Web Servers and Network Appliances have been called many things, but “cute” is not a familiar adjective. The Celestix Aries Server will likely add it to your networking lexicon though — it weighs in at less than a kilogram, measures about 5x7x8 inches. Don’t let its diminutive dimensions fool you though.
Within its trim form rests a Pentium-class Cyrix 200 MHz CPU, 64 MBs of high speed RAM, a 6 GB hard disk, 2 Ethernet ports, both serial and parallel ports, two PMCIA card slots, and 2 USB ports. Additionally, the server sports an IRDA infrared port on its front, so transferring data from/to compliant devices, such as an infra-red equipped PDA, is easily accomplished. The Linux 2.2.5 kernel drives it all and enables services such as print sharing, DHCP, DNS, NAT, VPN, and — a favorite in these cowboy Internet times — an embedded firewall.
Safe and Secure
The firewall allows you to filter packets to or from the configured Web, FTP, telnet, mail and domain name servers, but unfortunately the scope of the allow/deny does not allow for any specificity, being an “all or nothing” approach. Normally, this box would be set up as the gateway between your LAN and the Internet, so more precisely controlled IP firewalling is a must for the next release.

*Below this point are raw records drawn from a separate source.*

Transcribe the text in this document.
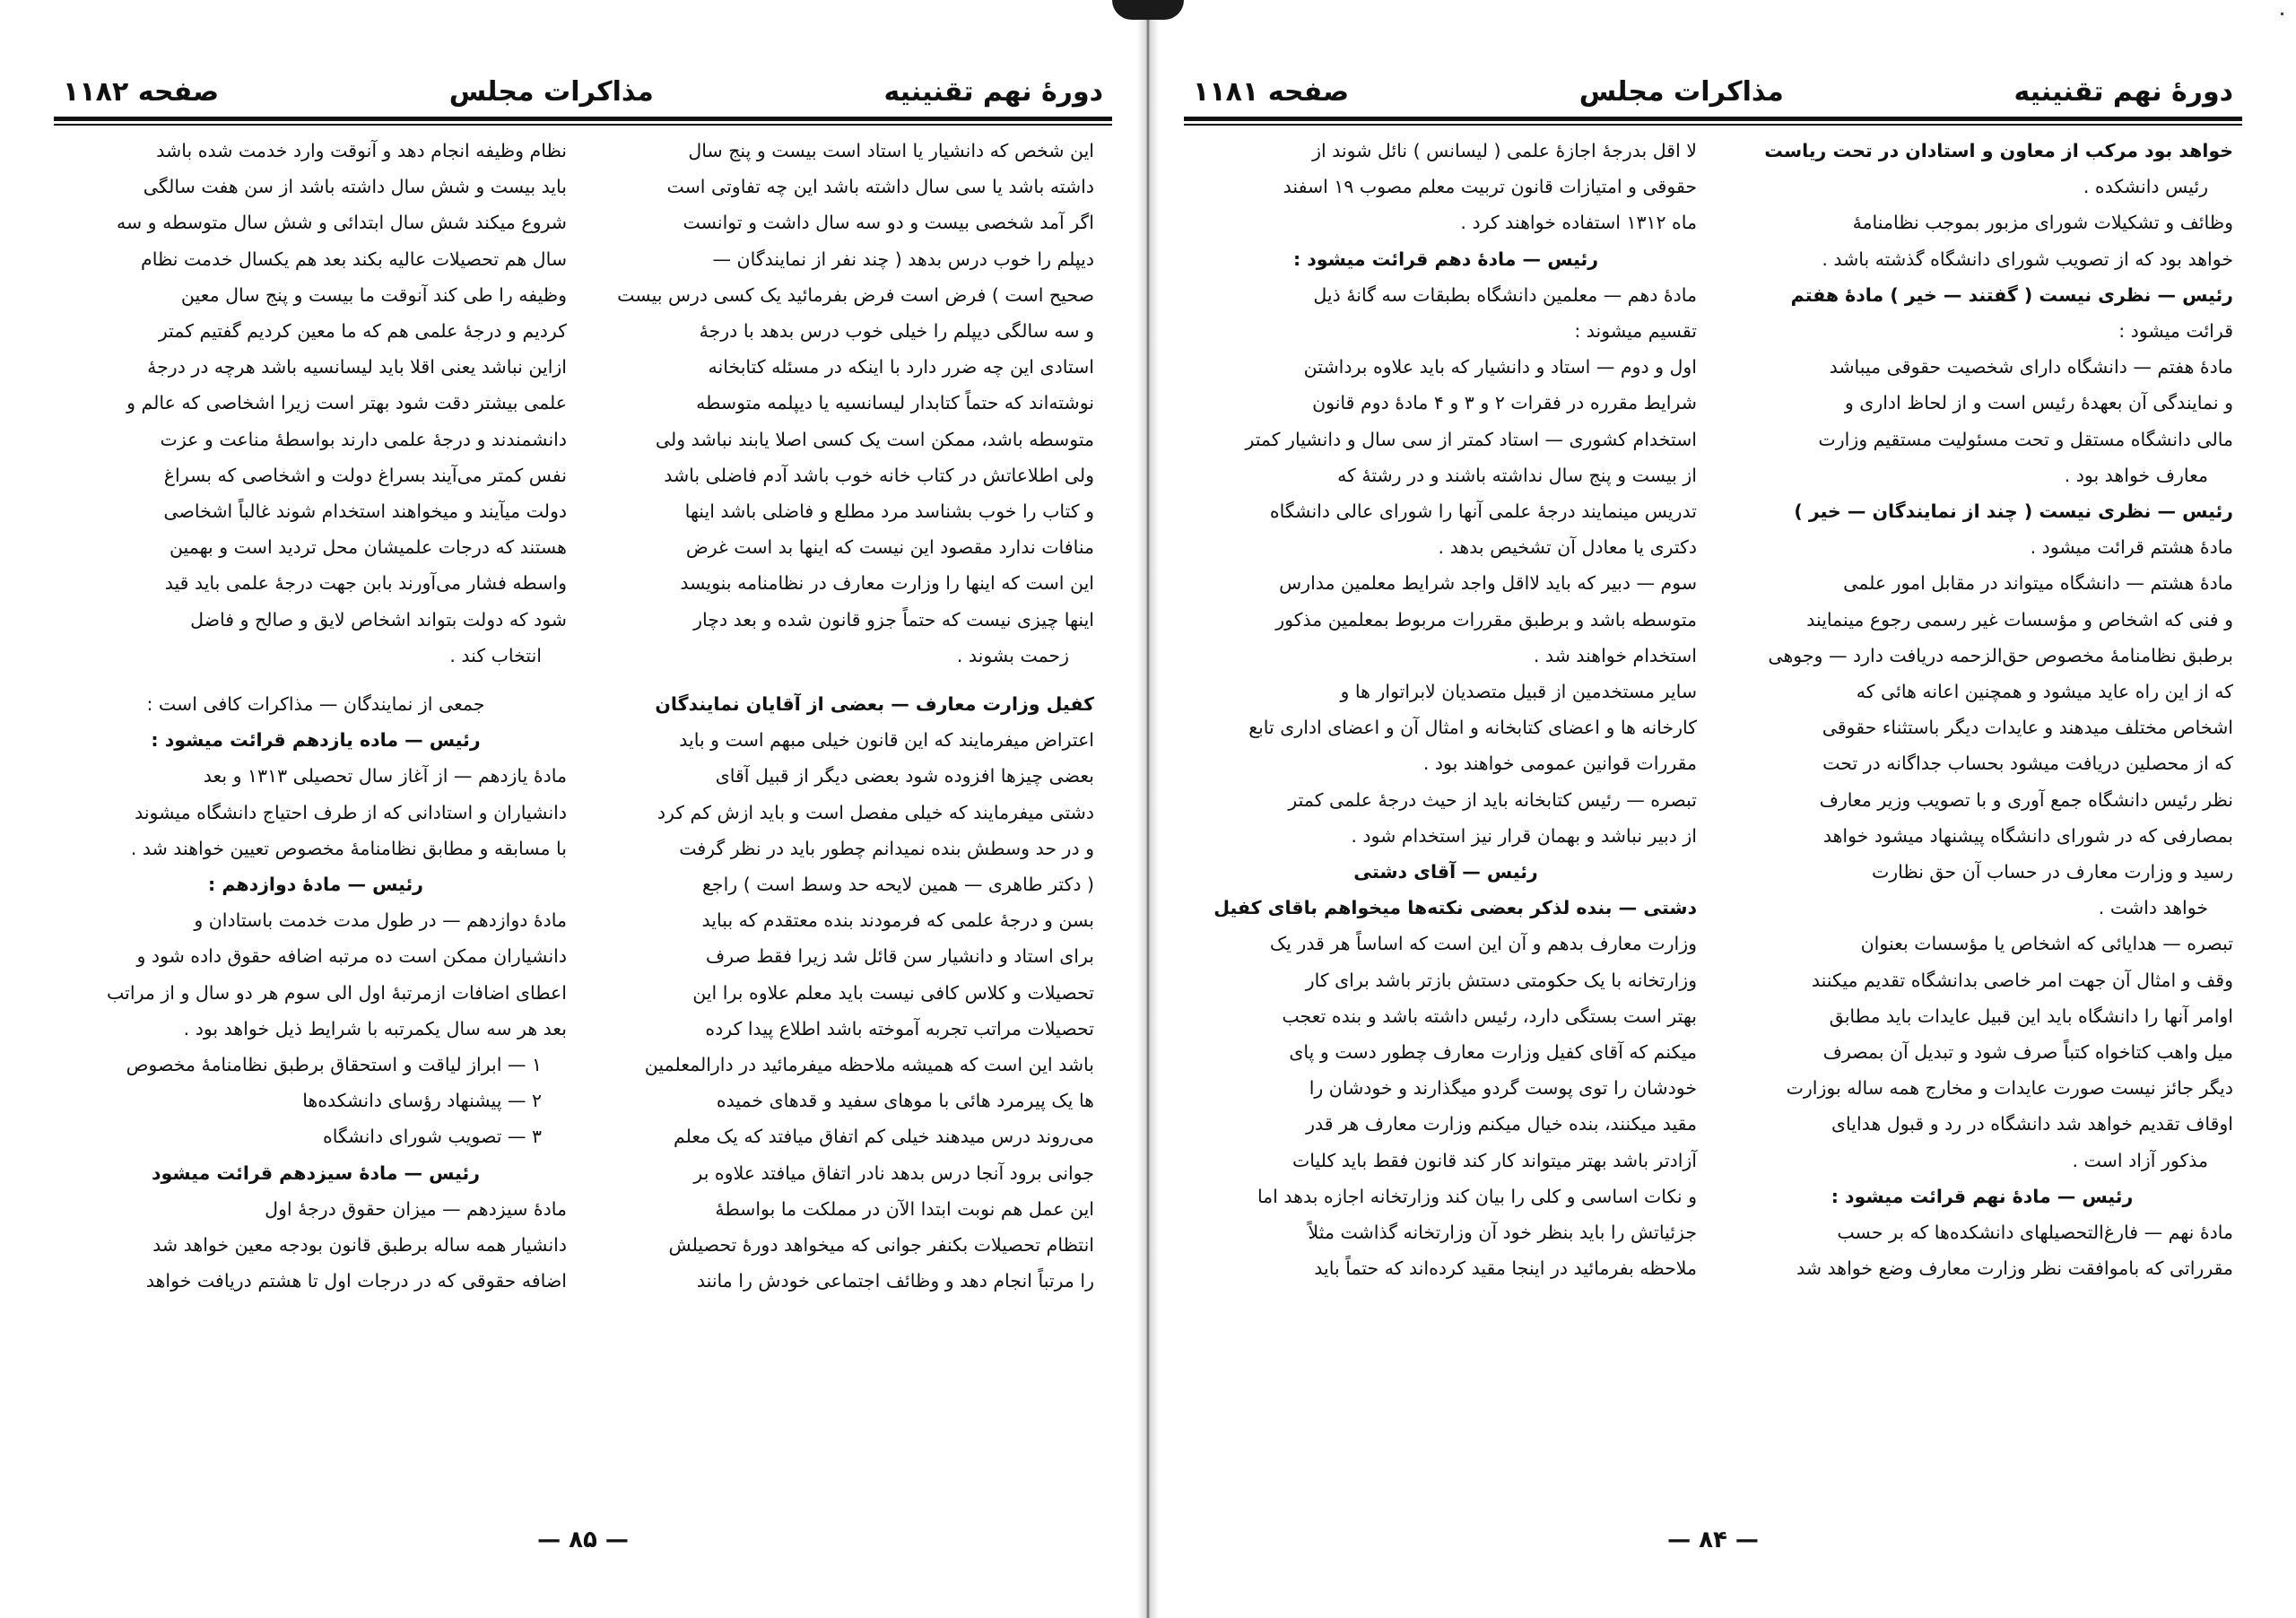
دورهٔ نهم تقنینیه
مذاکرات مجلس
صفحه ۱۱۸۲

این شخص که دانشیار یا استاد است بیست و پنج سال

داشته باشد یا سی سال داشته باشد این چه تفاوتی است

اگر آمد شخصی بیست و دو سه سال داشت و توانست

دیپلم را خوب درس بدهد ( چند نفر از نمایندگان —

صحیح است ) فرض است فرض بفرمائید یک کسی درس بیست

و سه سالگی دیپلم را خیلی خوب درس بدهد با درجهٔ

استادی این چه ضرر دارد با اینکه در مسئله کتابخانه

نوشته‌اند که حتماً کتابدار لیسانسیه یا دیپلمه متوسطه

متوسطه باشد، ممکن است یک کسی اصلا یابند نباشد ولی

ولی اطلاعاتش در کتاب خانه خوب باشد آدم فاضلی باشد

و کتاب را خوب بشناسد مرد مطلع و فاضلی باشد اینها

منافات ندارد مقصود این نیست که اینها بد است غرض

این است که اینها را وزارت معارف در نظامنامه بنویسد

اینها چیزی نیست که حتماً جزو قانون شده و بعد دچار

زحمت بشوند .

کفیل وزارت معارف — بعضی از آقایان نمایندگان

اعتراض میفرمایند که این قانون خیلی مبهم است و باید

بعضی چیزها افزوده شود بعضی دیگر از قبیل آقای

دشتی میفرمایند که خیلی مفصل است و باید ازش کم کرد

و در حد وسطش بنده نمیدانم چطور باید در نظر گرفت

( دکتر طاهری — همین لایحه حد وسط است ) راجع

بسن و درجهٔ علمی که فرمودند بنده معتقدم که بباید

برای استاد و دانشیار سن قائل شد زیرا فقط صرف

تحصیلات و کلاس کافی نیست باید معلم علاوه برا این

تحصیلات مراتب تجربه آموخته باشد اطلاع پیدا کرده

باشد این است که همیشه ملاحظه میفرمائید در دارالمعلمین

ها یک پیرمرد هائی با موهای سفید و قدهای خمیده

می‌روند درس میدهند خیلی کم اتفاق میافتد که یک معلم

جوانی برود آنجا درس بدهد نادر اتفاق میافتد علاوه بر

این عمل هم نوبت ابتدا الآن در مملکت ما بواسطهٔ

انتظام تحصیلات بکنفر جوانی که میخواهد دورهٔ تحصیلش

را مرتباً انجام دهد و وظائف اجتماعی خودش را مانند

نظام وظیفه انجام دهد و آنوقت وارد خدمت شده باشد

باید بیست و شش سال داشته باشد از سن هفت سالگی

شروع میکند شش سال ابتدائی و شش سال متوسطه و سه

سال هم تحصیلات عالیه بکند بعد هم یکسال خدمت نظام

وظیفه را طی کند آنوقت ما بیست و پنج سال معین

کردیم و درجهٔ علمی هم که ما معین کردیم گفتیم کمتر

ازاین نباشد یعنی اقلا باید لیسانسیه باشد هرچه در درجهٔ

علمی بیشتر دقت شود بهتر است زیرا اشخاصی که عالم و

دانشمندند و درجهٔ علمی دارند بواسطهٔ مناعت و عزت

نفس کمتر می‌آیند بسراغ دولت و اشخاصی که بسراغ

دولت میآیند و میخواهند استخدام شوند غالباً اشخاصی

هستند که درجات علمیشان محل تردید است و بهمین

واسطه فشار می‌آورند بابن جهت درجهٔ علمی باید قید

شود که دولت بتواند اشخاص لایق و صالح و فاضل

انتخاب کند .

جمعی از نمایندگان — مذاکرات کافی است :

رئیس — ماده یازدهم قرائت میشود :

مادهٔ یازدهم — از آغاز سال تحصیلی ۱۳۱۳ و بعد

دانشیاران و استادانی که از طرف احتیاج دانشگاه میشوند

با مسابقه و مطابق نظامنامهٔ مخصوص تعیین خواهند شد .

رئیس — مادهٔ دوازدهم :

مادهٔ دوازدهم — در طول مدت خدمت باستادان و

دانشیاران ممکن است ده مرتبه اضافه حقوق داده شود و

اعطای اضافات ازمرتبهٔ اول الی سوم هر دو سال و از مراتب

بعد هر سه سال یکمرتبه با شرایط ذیل خواهد بود .

۱ — ابراز لیاقت و استحقاق برطبق نظامنامهٔ مخصوص

۲ — پیشنهاد رؤسای دانشکده‌ها

۳ — تصویب شورای دانشگاه

رئیس — مادهٔ سیزدهم قرائت میشود

مادهٔ سیزدهم — میزان حقوق درجهٔ اول

دانشیار همه ساله برطبق قانون بودجه معین خواهد شد

اضافه حقوقی که در درجات اول تا هشتم دریافت خواهد

— ۸۵ —
دورهٔ نهم تقنینیه
مذاکرات مجلس
صفحه ۱۱۸۱

خواهد بود مرکب از معاون و استادان در تحت ریاست

رئیس دانشکده .

وظائف و تشکیلات شورای مزبور بموجب نظامنامهٔ

خواهد بود که از تصویب شورای دانشگاه گذشته باشد .

رئیس — نظری نیست ( گفتند — خیر ) مادهٔ هفتم

قرائت میشود :

مادهٔ هفتم — دانشگاه دارای شخصیت حقوقی میباشد

و نمایندگی آن بعهدهٔ رئیس است و از لحاظ اداری و

مالی دانشگاه مستقل و تحت مسئولیت مستقیم وزارت

معارف خواهد بود .

رئیس — نظری نیست ( چند از نمایندگان — خیر )

مادهٔ هشتم قرائت میشود .

مادهٔ هشتم — دانشگاه میتواند در مقابل امور علمی

و فنی که اشخاص و مؤسسات غیر رسمی رجوع مینمایند

برطبق نظامنامهٔ مخصوص حق‌الزحمه دریافت دارد — وجوهی

که از این راه عاید میشود و همچنین اعانه هائی که

اشخاص مختلف میدهند و عایدات دیگر باستثناء حقوقی

که از محصلین دریافت میشود بحساب جداگانه در تحت

نظر رئیس دانشگاه جمع آوری و با تصویب وزیر معارف

بمصارفی که در شورای دانشگاه پیشنهاد میشود خواهد

رسید و وزارت معارف در حساب آن حق نظارت

خواهد داشت .

تبصره — هدایائی که اشخاص یا مؤسسات بعنوان

وقف و امثال آن جهت امر خاصی بدانشگاه تقدیم میکنند

اوامر آنها را دانشگاه باید این قبیل عایدات باید مطابق

میل واهب کتاخواه کتباً صرف شود و تبدیل آن بمصرف

دیگر جائز نیست صورت عایدات و مخارج همه ساله بوزارت

اوقاف تقدیم خواهد شد دانشگاه در رد و قبول هدایای

مذکور آزاد است .

رئیس — مادهٔ نهم قرائت میشود :

مادهٔ نهم — فارغ‌التحصیلهای دانشکده‌ها که بر حسب

مقرراتی که باموافقت نظر وزارت معارف وضع خواهد شد

لا اقل بدرجهٔ اجازهٔ علمی ( لیسانس ) نائل شوند از

حقوقی و امتیازات قانون تربیت معلم مصوب ۱۹ اسفند

ماه ۱۳۱۲ استفاده خواهند کرد .

رئیس — مادهٔ دهم قرائت میشود :

مادهٔ دهم — معلمین دانشگاه بطبقات سه گانهٔ ذیل

تقسیم میشوند :

اول و دوم — استاد و دانشیار که باید علاوه برداشتن

شرایط مقرره در فقرات ۲ و ۳ و ۴ مادهٔ دوم قانون

استخدام کشوری — استاد کمتر از سی سال و دانشیار کمتر

از بیست و پنج سال نداشته باشند و در رشتهٔ که

تدریس مینمایند درجهٔ علمی آنها را شورای عالی دانشگاه

دکتری یا معادل آن تشخیص بدهد .

سوم — دبیر که باید لااقل واجد شرایط معلمین مدارس

متوسطه باشد و برطبق مقررات مربوط بمعلمین مذکور

استخدام خواهند شد .

سایر مستخدمین از قبیل متصدیان لابراتوار ها و

کارخانه ها و اعضای کتابخانه و امثال آن و اعضای اداری تابع

مقررات قوانین عمومی خواهند بود .

تبصره — رئیس کتابخانه باید از حیث درجهٔ علمی کمتر

از دبیر نباشد و بهمان قرار نیز استخدام شود .

رئیس — آقای دشتی

دشتی — بنده لذکر بعضی نکته‌ها میخواهم باقای کفیل

وزارت معارف بدهم و آن این است که اساساً هر قدر یک

وزارتخانه با یک حکومتی دستش بازتر باشد برای کار

بهتر است بستگی دارد، رئیس داشته باشد و بنده تعجب

میکنم که آقای کفیل وزارت معارف چطور دست و پای

خودشان را توی پوست گردو میگذارند و خودشان را

مقید میکنند، بنده خیال میکنم وزارت معارف هر قدر

آزادتر باشد بهتر میتواند کار کند قانون فقط باید کلیات

و نکات اساسی و کلی را بیان کند وزارتخانه اجازه بدهد اما

جزئیاتش را باید بنظر خود آن وزارتخانه گذاشت مثلاً

ملاحظه بفرمائید در اینجا مقید کرده‌اند که حتماً باید

— ۸۴ —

The disk in this Lilliputian server might at first appear to be a bit smaller and perhaps slower than a server requires. However, if the Aries is used as a gateway, the disk appears to be just what the doctor ordered. In that situation, the other machines on the network function as the data storage workhorses, providing both the capacity and dispatch first thought lacking from the Aries.
The Aries does not require a keyboard or screen. Most administrative tasks can be accomplished through an provided LCD display (about 3″ x 1.5″) with its accompanying configurable keys. There are four of them, allowing you to perform functions such as turning the various services on or off, or shutting the entire server down in an orderly manner. The display and keys can also be custom programmed, if you so desire.
Administrative functions not easy to accomplish through the 4-key keypad can be easily accessed via a secure login across the LAN to the Aries’ admin Web pages (which is how we configured the firewall, for example, and also the way in which DCHP parameters can be set).
Since this server is actually running Linux, there really are no surprises when it comes to system administration, although the Aries configuration and maintenance screens will take a little while to get used to.
There was very little to dislike about this Mighty Tyke. We did find it a little too Windows-centric for our tastes, but mostly in the more esoteric areas, such as the Virtual Private Networking arena. Only Windows-based VPN network clients are installable and compatible, for example, but nothing prevents Linux-based secure tunnels from being installed.
The Aries installation process was a no-brainer; its capabilities and functionality were remarkable for its size and comparatively modest price. (Although you probably pay a premium for its innovative and unique design!) It’s quiet too, as it has no fan. And it’s cute.